Over a third of the firms participating in the survey said their input costs had increased to over 6 per cent in the four months ending in May, while the rest said their costs had gone up over 10 per cent.
However, this appears to be an improvement from the survey undertaken in February, when respondents that their costs had gone up by 39 per cent in the preceding four months.
Das said the difference showed that companies were expecting the situation to improve.
“There are a number of respondents who, over the last 4 months, thought that their cost has increased more than 10 per cent. That means a large number of firms which were witnessing very high costs (of over 10 percent) are now moderating their expectations.”
New York-based financial and business analytics firm S&P Global’s Purchasing Managers’ Index (PMI) for June indicates that the price at which companies purchased goods and the price at which they sold their output retreated to a three-month low, but remained above their respective long-run averages — that is, between 3 and 5 years.
PMI is one of the most closely watched indicators of business activity, both in the manufacturing and the services sectors.
“Monitored firms reported increases for a wide range of inputs — including chemicals, electronics, energy, metals, and textiles — which they partly passed on to clients in the form of higher selling prices,” S&P Global said in their June report.

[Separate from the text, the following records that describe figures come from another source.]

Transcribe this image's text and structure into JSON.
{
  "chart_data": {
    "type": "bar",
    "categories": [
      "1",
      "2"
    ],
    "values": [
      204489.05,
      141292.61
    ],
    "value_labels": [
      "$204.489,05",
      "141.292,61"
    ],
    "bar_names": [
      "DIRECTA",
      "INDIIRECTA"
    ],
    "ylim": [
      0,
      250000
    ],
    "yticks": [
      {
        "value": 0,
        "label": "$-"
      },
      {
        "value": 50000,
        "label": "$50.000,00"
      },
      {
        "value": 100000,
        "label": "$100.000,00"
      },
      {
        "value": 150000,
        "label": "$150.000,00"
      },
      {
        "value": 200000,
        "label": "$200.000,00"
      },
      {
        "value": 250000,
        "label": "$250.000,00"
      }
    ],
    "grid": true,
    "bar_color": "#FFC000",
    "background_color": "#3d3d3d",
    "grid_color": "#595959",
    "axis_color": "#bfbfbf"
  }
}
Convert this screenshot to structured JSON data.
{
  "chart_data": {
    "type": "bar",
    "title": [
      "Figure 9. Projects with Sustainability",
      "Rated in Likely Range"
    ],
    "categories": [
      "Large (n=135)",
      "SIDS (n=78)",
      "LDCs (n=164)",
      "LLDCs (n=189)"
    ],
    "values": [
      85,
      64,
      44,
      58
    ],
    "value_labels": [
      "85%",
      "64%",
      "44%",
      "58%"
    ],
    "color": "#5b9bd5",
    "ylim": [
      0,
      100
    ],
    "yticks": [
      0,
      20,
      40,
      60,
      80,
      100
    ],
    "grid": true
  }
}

‘Anchoring food inflation’
In May, India’s inflation rate moderated to 7.04 per cent from a near 8-year high of 7.79 per cent in April, but the CPI inflation has stayed above the RBI’s tolerance band of 2-6 per cent for the fifth consecutive month (up until May). Moreover, food prices, which have almost 50 per cent weight in the index, also moderated to 8 per cent in May from 8.3 per cent in April.
According to various reports, prices of food items in India have increased by 70 per cent between January 2014 and March 2022.
Several factors like increased fuel and food prices, pandemic-induced supply shortage, the ongoing Russia-Ukraine war, and hiked interest rates by the US Federal Reserve had led to a global trend of economies witnessing inflation.
Das said India still had a chance to stop its inflation from reaching the levels seen globally. This, he added, could be done with better food management.
“India can be one exceptional country to escape the sustained global price surge. This may happen because of the way our CPI basket is designed, around 50 per cent of its weight is in the food category and prices of food commodities adjust much faster than other commodities in India,” Das said.
“So if by better food management the country can control its food prices then India can escape the kind of consumer price inflation that other countries are witnessing. If we are able to contain the inflation on food prices, then spill over onto other things like wage, other services, etc. will be limited,” he added.